My Story of Domestic Violence Got Redacted, So I Wore It Instead
When I fell in love for the first time, I was sure we’d be together forever, but forever turned sour in just a few short months. I’d heard that my boyfriend cheated on me, so I angrily confronted him in a park. He looked off to the side and started shuffling backwards, as he weakly offered: Are you just gonna believe everything people tell you? The breakup happened fast. My heartache felt dramatically poetic, but it was actually quite cumbersome: I had to set my backpack down and wiggle my trembling arms free of his denim jacket one by one and hand it over. Then I had to reach behind my neck, pull at the leather knot of his shark tooth necklace, and struggle to loosen it until finally I could pull it over my head and toss it at him. With that, I had turned in all my girlfriend accoutrements.
A few days later he began begging for me back, doing wildly romantic gestures and apologizing in long monologues and handwritten letters. I happily fell back into his arms. Then something terrible would happen in the relationship and we’d break up again. His romantic gestures turned into menacing threats, and this break-up-and-get-back-together cycle continued until eventually he did three drive-by shootings of my house.
Anytime I used to tell someone this story, horror would flash across their face, and I would quickly follow it up with, “Don’t worry, it wasn’t as bad as it sounds.”
When we picture domestic violence, we often conjure a muted color palette, shadows looming in the corners, as brutal images tumble about to a vicious soundtrack. But that’s not what it like felt to live it. Abuse occurs in the mundane: It happens as you’re grabbing Skittles from 7-Eleven, and when he’s telling you how beautiful you look that day. Abuse sometimes feels like just another moment when you can’t believe what a shithead your boyfriend is, because your brain learned to ignore the red flags way back when you were even entering into the relationship. During the worst of it, I was not a shattered woman hiding in a closet; I was still wondering if my butt looked okay in my jeans or if I had left my flat iron on.
I told the story of my relationship and those shootings in my upcoming memoir, I Shouldn’t Be Telling You This, which is out on June 4. But when I turned in the manuscript, I was told to delete the story of domestic violence. They said something like, “It’s too dangerous to share.” I was enraged at the decision and I couldn’t get out of bed for days. I called in sick to work as I wrestled with the concept of deleting the entire story I’d worked my whole life to have the stamina to share.
I am not someone you would ever expect to have been a victim of domestic violence. I’m a comedian and TV writer for a living, I love a bold lip, and sadly, I used to quote Lean In back when I made other terrible decisions, like wearing peplum tops and Santa-sized belts out to the club. You would never expect me to have been in a violent relationship, but that’s because you never expect anyone you know to be a victim of domestic violence. But statistically, it’s one in four—it’s happening to the woman next to you at the grocery store, or it could be your best friend, your mom, your sister, your girlbossing annoying manager. No one looks or acts like your typical domestic violence victim, because our stories have lived in the shadows, so much so that most people don’t know what to look for, including the ones going through it.

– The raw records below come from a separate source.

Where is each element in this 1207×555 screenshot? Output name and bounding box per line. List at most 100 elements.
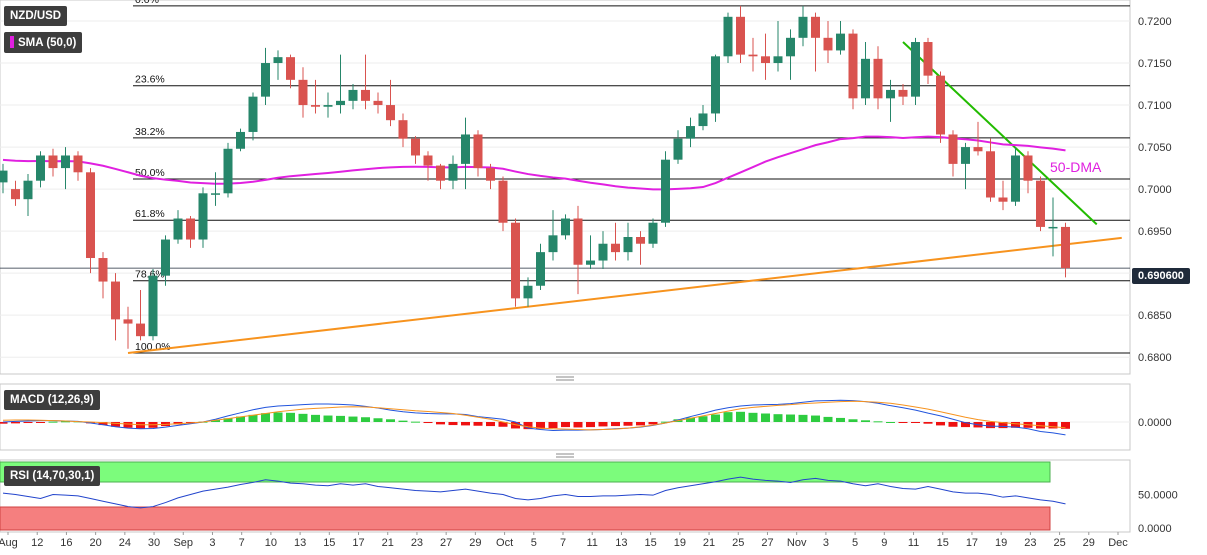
candle-down [986, 151, 995, 198]
macd-bar-negative [961, 422, 970, 428]
candle-up [773, 56, 783, 64]
candle-down [298, 79, 308, 106]
macd-bar-negative [448, 422, 458, 426]
candle-up [336, 100, 345, 106]
candle-down [111, 281, 120, 320]
macd-bar-negative [436, 422, 445, 425]
candle-down [511, 222, 520, 299]
macd-bar-positive [698, 416, 708, 422]
time-tick-label: 24 [119, 537, 131, 549]
candle-up [448, 163, 458, 181]
macd-bar-negative [548, 422, 558, 429]
candle-up [836, 33, 845, 51]
sma-indicator-label[interactable]: SMA (50,0) [4, 32, 83, 53]
time-tick-label: 21 [703, 537, 715, 549]
time-tick-label: 12 [31, 537, 43, 549]
candle-down [361, 89, 370, 101]
candle-up [348, 89, 358, 101]
macd-signal-line [2, 400, 1066, 431]
macd-indicator-label[interactable]: MACD (12,26,9) [4, 390, 100, 410]
macd-bar-negative [461, 422, 470, 426]
price-tick-label: 0.6950 [1138, 226, 1172, 238]
macd-bar-positive [661, 421, 670, 423]
fib-level-label: 38.2% [135, 126, 165, 138]
time-tick-label: 15 [645, 537, 657, 549]
macd-bar-negative [0, 422, 8, 424]
macd-bar-negative [1061, 422, 1070, 429]
candle-down [1061, 226, 1070, 269]
candle-down [486, 168, 495, 181]
candle-down [998, 197, 1008, 202]
candle-up [211, 193, 220, 195]
macd-bar-negative [136, 422, 145, 429]
fib-level-label: 0.0% [135, 0, 159, 6]
time-tick-label: Sep [173, 537, 193, 549]
candle-down [473, 134, 483, 169]
time-tick-label: 11 [908, 537, 919, 549]
candle-up [548, 235, 558, 253]
panel-splitter-1[interactable] [556, 376, 574, 381]
macd-bar-negative [986, 422, 995, 429]
macd-bar-positive [298, 413, 308, 422]
panel-splitter-2[interactable] [556, 453, 574, 458]
macd-bar-negative [648, 422, 658, 425]
time-tick-label: 11 [586, 537, 597, 549]
time-tick-label: 7 [239, 537, 245, 549]
macd-bar-negative [598, 422, 608, 427]
candle-up [148, 275, 158, 337]
price-tick-label: 0.7100 [1138, 100, 1172, 112]
time-tick-label: 19 [674, 537, 686, 549]
rsi-indicator-label[interactable]: RSI (14,70,30,1) [4, 466, 101, 486]
candle-down [386, 105, 395, 121]
time-tick-label: 15 [323, 537, 335, 549]
time-tick-label: 5 [531, 537, 537, 549]
candle-up [861, 58, 870, 99]
time-tick-label: 23 [1024, 537, 1036, 549]
time-tick-label: 23 [411, 537, 423, 549]
sma-indicator-text: SMA (50,0) [18, 37, 77, 49]
candle-up [161, 239, 170, 276]
macd-bar-positive [861, 420, 870, 422]
macd-bar-negative [536, 422, 545, 429]
candle-up [36, 155, 45, 181]
macd-bar-positive [398, 420, 408, 422]
candle-up [586, 260, 595, 265]
time-tick-label: 15 [937, 537, 949, 549]
rsi-oversold-zone [0, 506, 1051, 531]
symbol-label[interactable]: NZD/USD [4, 6, 68, 26]
candle-up [223, 148, 233, 194]
candle-up [536, 252, 545, 286]
macd-bar-positive [286, 412, 295, 422]
time-tick-label: 25 [1053, 537, 1065, 549]
candle-up [673, 138, 683, 160]
rsi-tick-label: 50.0000 [1138, 490, 1178, 502]
macd-bar-negative [1048, 422, 1058, 429]
macd-bar-positive [248, 414, 258, 422]
candle-down [823, 37, 833, 51]
macd-line [2, 399, 1066, 436]
price-tick-label: 0.6800 [1138, 352, 1172, 364]
macd-bar-negative [173, 422, 183, 425]
macd-bar-positive [236, 416, 245, 422]
macd-bar-positive [886, 422, 895, 423]
macd-bar-positive [323, 415, 333, 422]
time-tick-label: 17 [352, 537, 364, 549]
macd-bar-positive [273, 412, 283, 422]
dma-annotation: 50-DMA [1050, 159, 1102, 175]
candle-down [736, 16, 745, 55]
macd-bar-positive [311, 414, 320, 422]
macd-bar-positive [361, 417, 370, 422]
time-tick-label: 13 [294, 537, 306, 549]
time-tick-label: 17 [966, 537, 978, 549]
candle-down [873, 58, 883, 99]
macd-bar-negative [473, 422, 483, 426]
candle-down [748, 54, 758, 57]
macd-bar-positive [61, 421, 70, 423]
candle-down [136, 323, 145, 337]
time-tick-label: Dec [1108, 537, 1128, 549]
price-tick-label: 0.7050 [1138, 142, 1172, 154]
candle-down [761, 56, 770, 64]
time-tick-label: 9 [881, 537, 887, 549]
candle-down [498, 180, 508, 223]
candle-up [1011, 155, 1020, 202]
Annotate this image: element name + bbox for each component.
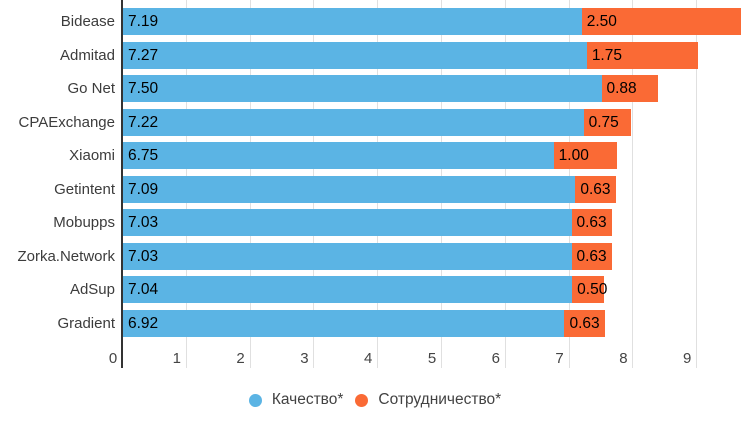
cooperation-bar-segment: 2.50	[581, 8, 742, 36]
cooperation-bar-segment: 0.75	[583, 108, 632, 136]
value-label: 0.88	[606, 80, 637, 98]
value-label: 1.00	[558, 147, 589, 165]
value-label: 7.27	[128, 46, 159, 64]
value-label: 6.75	[128, 147, 159, 165]
gridline	[696, 0, 698, 368]
x-tick-label: 8	[619, 350, 628, 367]
bar-rows: Bidease 7.19 2.50 Admitad 7.27 1.75 Go Net 7.50…	[0, 5, 750, 340]
cooperation-bar-segment: 0.88	[601, 75, 658, 103]
bar-row: Zorka.Network 7.03 0.63	[0, 240, 750, 274]
x-tick-label: 5	[427, 350, 437, 367]
quality-bar-segment: 6.92	[123, 309, 565, 337]
cooperation-bar-segment: 0.50	[572, 276, 608, 304]
cooperation-bar-segment: 0.63	[571, 209, 612, 237]
quality-bar-segment: 7.19	[123, 8, 582, 36]
value-label: 0.75	[588, 113, 619, 131]
category-label: Gradient	[57, 314, 115, 332]
category-label: CPAExchange	[18, 113, 115, 131]
value-label: 0.63	[576, 214, 607, 232]
bar-track: 7.04 0.50	[123, 276, 750, 304]
bar-track: 7.22 0.75	[123, 108, 750, 136]
y-axis-line	[121, 0, 123, 368]
value-label: 7.04	[128, 281, 159, 299]
bar-row: Getintent 7.09 0.63	[0, 173, 750, 207]
x-tick-label: 7	[555, 350, 564, 367]
quality-swatch-icon	[248, 393, 262, 407]
value-label: 1.75	[591, 46, 622, 64]
bar-track: 7.19 2.50	[123, 8, 750, 36]
bar-track: 6.75 1.00	[123, 142, 750, 170]
category-label: AdSup	[69, 281, 115, 299]
bar-track: 6.92 0.63	[123, 309, 750, 337]
bar-track: 7.50 0.88	[123, 75, 750, 103]
legend-label-quality: Качество*	[271, 391, 344, 408]
category-label: Getintent	[54, 180, 115, 198]
category-label: Xiaomi	[69, 147, 115, 165]
value-label: 0.50	[577, 281, 608, 299]
legend-item-quality: Качество*	[248, 391, 344, 409]
quality-bar-segment: 7.27	[123, 41, 587, 69]
cooperation-bar-segment: 1.75	[586, 41, 699, 69]
value-label: 7.22	[128, 113, 159, 131]
value-label: 2.50	[586, 13, 617, 31]
bar-row: CPAExchange 7.22 0.75	[0, 106, 750, 140]
value-label: 6.92	[128, 314, 159, 332]
bar-row: AdSup 7.04 0.50	[0, 273, 750, 307]
legend: Качество* Сотрудничество*	[0, 391, 750, 409]
plot-area: Bidease 7.19 2.50 Admitad 7.27 1.75 Go Net 7.50…	[0, 0, 750, 368]
cooperation-bar-segment: 0.63	[575, 175, 616, 203]
bar-row: Xiaomi 6.75 1.00	[0, 139, 750, 173]
bar-track: 7.09 0.63	[123, 175, 750, 203]
gridline	[632, 0, 634, 368]
x-tick-label: 9	[683, 350, 692, 367]
value-label: 0.63	[580, 180, 611, 198]
category-label: Mobupps	[53, 214, 115, 232]
cooperation-swatch-icon	[355, 393, 369, 407]
bar-row: Bidease 7.19 2.50	[0, 5, 750, 39]
quality-bar-segment: 7.09	[123, 175, 576, 203]
x-tick-label: 1	[172, 350, 181, 367]
value-label: 7.03	[128, 214, 159, 232]
cooperation-bar-segment: 0.63	[571, 242, 612, 270]
bar-track: 7.03 0.63	[123, 209, 750, 237]
category-label: Zorka.Network	[17, 247, 115, 265]
bar-track: 7.03 0.63	[123, 242, 750, 270]
quality-bar-segment: 7.04	[123, 276, 573, 304]
cooperation-bar-segment: 0.63	[564, 309, 605, 337]
cooperation-bar-segment: 1.00	[553, 142, 618, 170]
x-tick-label: 3	[300, 350, 309, 367]
x-tick-label: 0	[108, 350, 118, 367]
bar-row: Mobupps 7.03 0.63	[0, 206, 750, 240]
x-axis: 0 1 2 3 4 5 6 7 8 9	[108, 350, 692, 367]
category-label: Bidease	[60, 13, 115, 31]
bar-row: Gradient 6.92 0.63	[0, 307, 750, 341]
quality-bar-segment: 7.03	[123, 242, 572, 270]
category-label: Go Net	[67, 80, 115, 98]
quality-bar-segment: 7.50	[123, 75, 602, 103]
x-tick-label: 4	[364, 350, 373, 367]
quality-bar-segment: 6.75	[123, 142, 554, 170]
value-label: 7.09	[128, 180, 159, 198]
quality-bar-segment: 7.22	[123, 108, 584, 136]
value-label: 7.03	[128, 247, 159, 265]
value-label: 0.63	[569, 314, 600, 332]
bar-track: 7.27 1.75	[123, 41, 750, 69]
value-label: 7.50	[128, 80, 159, 98]
x-tick-label: 2	[236, 350, 245, 367]
bar-row: Admitad 7.27 1.75	[0, 39, 750, 73]
value-label: 0.63	[576, 247, 607, 265]
legend-item-cooperation: Сотрудничество*	[355, 391, 501, 409]
x-tick-label: 6	[491, 350, 500, 367]
quality-bar-segment: 7.03	[123, 209, 572, 237]
legend-label-cooperation: Сотрудничество*	[378, 391, 502, 408]
category-label: Admitad	[59, 46, 115, 64]
value-label: 7.19	[128, 13, 159, 31]
bar-row: Go Net 7.50 0.88	[0, 72, 750, 106]
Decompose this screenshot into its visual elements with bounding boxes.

We relegate these stories to thrillers and Lifetime movies and murder podcasts. But the more intimate partner violence stories are kept in the dark and deleted from books, the harder it is to have examples in culture of how to say something, fight back, or survive. I had wanted to tell the story of my relationship in a way that could help someone inside one recognize themselves. I even wanted to make it funny, just to be able to tell one of these stories in a genre it’s not usually allowed into. (Now, you are probably wondering how in the hell I planned to make my story funny, but what if I told you that he and his friends called themselves “The Big Dawgs” and would bark in harmony along to 2Pac songs. I mean, c’mon, that’s at least kind of funny.)
So I refused to delete it. Instead, I redacted just enough words so that technically they couldn’t tell me no. Instead of telling my story, I used the black bars in my book to tell a new one, perhaps a more important one: the story of how our systems are set up to silence victims in the name of protection. And now, my comedy gal memoir is more blacked out than a bachelor party.
Before turning in my final draft, I fact checked everything in the book with the dozens of journals I had kept when I was younger. When I began to read through them, I found that a younger me had written pages and pages of details that would put Brett Kavanaugh’s so-called calendars to shame. As my fingers paged through each diary, I realized that despite thinking that “maybe it wasn’t that bad,” it was, in fact, far worse than I had ever remembered. That’s when I decided to do what any traumatized debut author slash comedian might: I scanned 900 pages of my journals via an app on my phone and sent them to the designer Diego Montoya to make into a dress for me to wear on my book tour.
They might tell me that I can’t tell my story, but it doesn’t matter, because I already did, years ago in the pages of my journals that now rest on my skirt.